How can we use data to ensure that we have, and can continue to develop, the skills we need in the future
Challenge identifier: SC3-2017
The market for education and learning is being heavily disrupted by new entrants using different business and pedagogical models. At the same time changes in the job market are creating the opportunities for new forms of education and learning, particularly due to the changes in work which will come as a result of automation and AI. Oxford economists believe that up to 40% of existing jobs will not exist in the next two decades and so it is more important than ever that our future workforce has the education, skills and training that will be required in the 21st century. In order to achieve this, instead of a pure focus on formal education a move towards more flexible and adaptable approaches that incorporates lifelong learning and development for people of all ages will need to be created.

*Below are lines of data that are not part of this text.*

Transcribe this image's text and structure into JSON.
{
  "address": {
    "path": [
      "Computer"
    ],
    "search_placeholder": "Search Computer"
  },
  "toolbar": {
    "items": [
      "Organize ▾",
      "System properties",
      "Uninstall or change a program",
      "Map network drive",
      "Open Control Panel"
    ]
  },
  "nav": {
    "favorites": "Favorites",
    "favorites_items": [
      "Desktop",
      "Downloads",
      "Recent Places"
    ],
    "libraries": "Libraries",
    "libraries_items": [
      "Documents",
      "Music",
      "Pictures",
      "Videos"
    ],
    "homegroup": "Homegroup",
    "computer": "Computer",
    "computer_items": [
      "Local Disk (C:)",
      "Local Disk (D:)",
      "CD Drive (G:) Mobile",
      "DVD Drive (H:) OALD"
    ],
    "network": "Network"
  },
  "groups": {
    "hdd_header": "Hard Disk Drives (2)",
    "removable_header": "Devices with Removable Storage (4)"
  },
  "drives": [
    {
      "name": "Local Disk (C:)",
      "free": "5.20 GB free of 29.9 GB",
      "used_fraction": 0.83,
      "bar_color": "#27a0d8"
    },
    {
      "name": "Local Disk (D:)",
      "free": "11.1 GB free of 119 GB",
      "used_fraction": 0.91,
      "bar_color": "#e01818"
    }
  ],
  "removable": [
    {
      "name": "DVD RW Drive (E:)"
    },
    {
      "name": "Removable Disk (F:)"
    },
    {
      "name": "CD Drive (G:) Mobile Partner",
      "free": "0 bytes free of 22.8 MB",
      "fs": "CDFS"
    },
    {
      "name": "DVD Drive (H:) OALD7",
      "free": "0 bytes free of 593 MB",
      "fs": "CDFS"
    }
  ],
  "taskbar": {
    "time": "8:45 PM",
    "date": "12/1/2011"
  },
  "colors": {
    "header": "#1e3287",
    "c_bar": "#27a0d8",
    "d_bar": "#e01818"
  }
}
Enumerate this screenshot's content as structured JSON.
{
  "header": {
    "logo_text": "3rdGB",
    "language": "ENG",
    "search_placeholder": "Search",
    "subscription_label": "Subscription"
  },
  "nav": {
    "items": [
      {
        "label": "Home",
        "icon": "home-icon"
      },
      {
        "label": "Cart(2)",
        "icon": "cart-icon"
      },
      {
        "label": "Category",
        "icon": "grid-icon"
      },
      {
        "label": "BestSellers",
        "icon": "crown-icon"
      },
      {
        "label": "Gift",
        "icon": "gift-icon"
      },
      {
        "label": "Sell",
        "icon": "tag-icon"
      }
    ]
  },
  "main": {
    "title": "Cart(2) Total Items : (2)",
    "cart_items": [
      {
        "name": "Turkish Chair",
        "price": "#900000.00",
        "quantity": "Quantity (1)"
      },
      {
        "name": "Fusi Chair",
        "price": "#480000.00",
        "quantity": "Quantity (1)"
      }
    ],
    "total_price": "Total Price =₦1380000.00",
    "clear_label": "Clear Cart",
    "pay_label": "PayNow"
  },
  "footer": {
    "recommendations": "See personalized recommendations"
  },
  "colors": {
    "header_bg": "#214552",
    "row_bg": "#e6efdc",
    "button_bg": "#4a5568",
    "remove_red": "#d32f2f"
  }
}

Technology can help collect a vast amount of data on formal and informal learning and build tools to help prepare for the future needs of employers and the workforce. These include building predictive algorithms and personalised tools that help people of all ages. Data driven solutions may be able to help assess students level of knowledge enabling teachers to better plan and use their time more productively. In addition, data could help demonstrate the impact of these new, more informal education approaches by potentially aggregating data across learning platforms to demonstrate their effectiveness and certify individuals’ level of knowledge and skills.
We are particularly interested in solutions that leverage closed and shared data to:
- Create predictive models for the skills needed in the near future and / or create models which help match individuals’ skills to jobs;
- Identify ways for older people to continue to participate in the workforce by learning new skills;
- Help educational institutions prepare and predict curricula;
- Build data driven assessment tools that help teachers tailor teaching to students needs;
- Personalise the learning experience for individuals based on their preferred method of learning;
- Exploit and aggregate data used across different learning platforms; and
- Aggregate, evaluate and certify informal learning such as DuoLingo, YouTube, Udemy etc.

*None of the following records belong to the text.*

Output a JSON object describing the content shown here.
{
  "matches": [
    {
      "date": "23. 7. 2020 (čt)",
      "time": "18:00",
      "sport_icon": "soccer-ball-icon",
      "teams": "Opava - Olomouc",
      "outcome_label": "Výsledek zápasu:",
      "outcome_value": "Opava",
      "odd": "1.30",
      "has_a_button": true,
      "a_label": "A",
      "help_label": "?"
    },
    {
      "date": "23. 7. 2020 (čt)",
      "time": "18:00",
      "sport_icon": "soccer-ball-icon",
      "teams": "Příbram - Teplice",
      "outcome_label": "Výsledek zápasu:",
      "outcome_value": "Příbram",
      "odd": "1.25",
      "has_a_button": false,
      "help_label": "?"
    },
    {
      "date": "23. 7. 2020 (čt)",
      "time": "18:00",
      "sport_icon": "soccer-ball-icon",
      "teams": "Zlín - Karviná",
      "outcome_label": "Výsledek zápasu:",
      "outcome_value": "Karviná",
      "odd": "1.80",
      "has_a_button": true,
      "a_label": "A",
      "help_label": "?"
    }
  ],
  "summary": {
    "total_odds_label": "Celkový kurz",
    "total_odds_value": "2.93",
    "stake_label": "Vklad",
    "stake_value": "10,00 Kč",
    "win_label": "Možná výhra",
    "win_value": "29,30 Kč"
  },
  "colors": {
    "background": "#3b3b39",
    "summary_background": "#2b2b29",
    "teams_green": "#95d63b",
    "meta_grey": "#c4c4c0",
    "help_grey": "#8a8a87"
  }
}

Examples of data include but are not limited to:
- learning analytics
- employment history data (subject to data protection regulations)
- general statistics about workforce, economic development and industry
- collections of learning repositories
- educational and training videos
- data collected on private and public education, learning and training facilities and platforms.

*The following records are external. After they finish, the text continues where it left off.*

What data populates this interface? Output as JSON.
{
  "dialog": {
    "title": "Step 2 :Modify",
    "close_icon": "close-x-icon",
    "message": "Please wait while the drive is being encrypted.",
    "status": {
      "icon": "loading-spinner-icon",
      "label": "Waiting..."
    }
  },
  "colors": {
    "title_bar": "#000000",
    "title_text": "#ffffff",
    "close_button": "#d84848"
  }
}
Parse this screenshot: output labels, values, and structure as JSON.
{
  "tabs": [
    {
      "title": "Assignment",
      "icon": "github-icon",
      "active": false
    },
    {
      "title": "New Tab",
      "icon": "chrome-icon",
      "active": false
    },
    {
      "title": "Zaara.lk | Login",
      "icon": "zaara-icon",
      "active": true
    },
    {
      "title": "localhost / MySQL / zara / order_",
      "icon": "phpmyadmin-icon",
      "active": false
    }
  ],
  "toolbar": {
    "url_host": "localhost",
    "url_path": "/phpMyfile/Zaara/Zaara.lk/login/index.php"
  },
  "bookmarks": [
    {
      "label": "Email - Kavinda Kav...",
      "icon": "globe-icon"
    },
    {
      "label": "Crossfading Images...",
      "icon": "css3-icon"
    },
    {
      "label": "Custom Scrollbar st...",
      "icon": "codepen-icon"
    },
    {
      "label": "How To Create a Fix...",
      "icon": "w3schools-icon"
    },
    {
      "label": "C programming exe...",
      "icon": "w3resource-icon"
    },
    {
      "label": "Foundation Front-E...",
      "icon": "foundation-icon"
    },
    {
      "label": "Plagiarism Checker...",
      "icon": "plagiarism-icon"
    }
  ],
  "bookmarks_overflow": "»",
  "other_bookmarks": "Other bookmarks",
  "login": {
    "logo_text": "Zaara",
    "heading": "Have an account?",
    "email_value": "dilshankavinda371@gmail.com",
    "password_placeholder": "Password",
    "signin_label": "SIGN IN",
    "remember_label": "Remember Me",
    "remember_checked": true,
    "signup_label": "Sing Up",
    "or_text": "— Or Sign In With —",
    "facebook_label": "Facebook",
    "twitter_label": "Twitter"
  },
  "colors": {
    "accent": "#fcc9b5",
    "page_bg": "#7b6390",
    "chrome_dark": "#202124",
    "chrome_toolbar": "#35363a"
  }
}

Examples of outcomes may include but are not limited to:
- new apps and services (web, mobile etc)
- new algorithms (feature extraction, content analysis, prediction, matchmaking, content aggregation etc.)
- new tools and processes to translate analytics insights into learning activities and education policies.
Participants will need to provide details on how they would develop an impact measurement framework they would use to show how their solution:
- helps people learn and gain new skills; or
- give policy and education delivery organisations insight into their service provision and planning.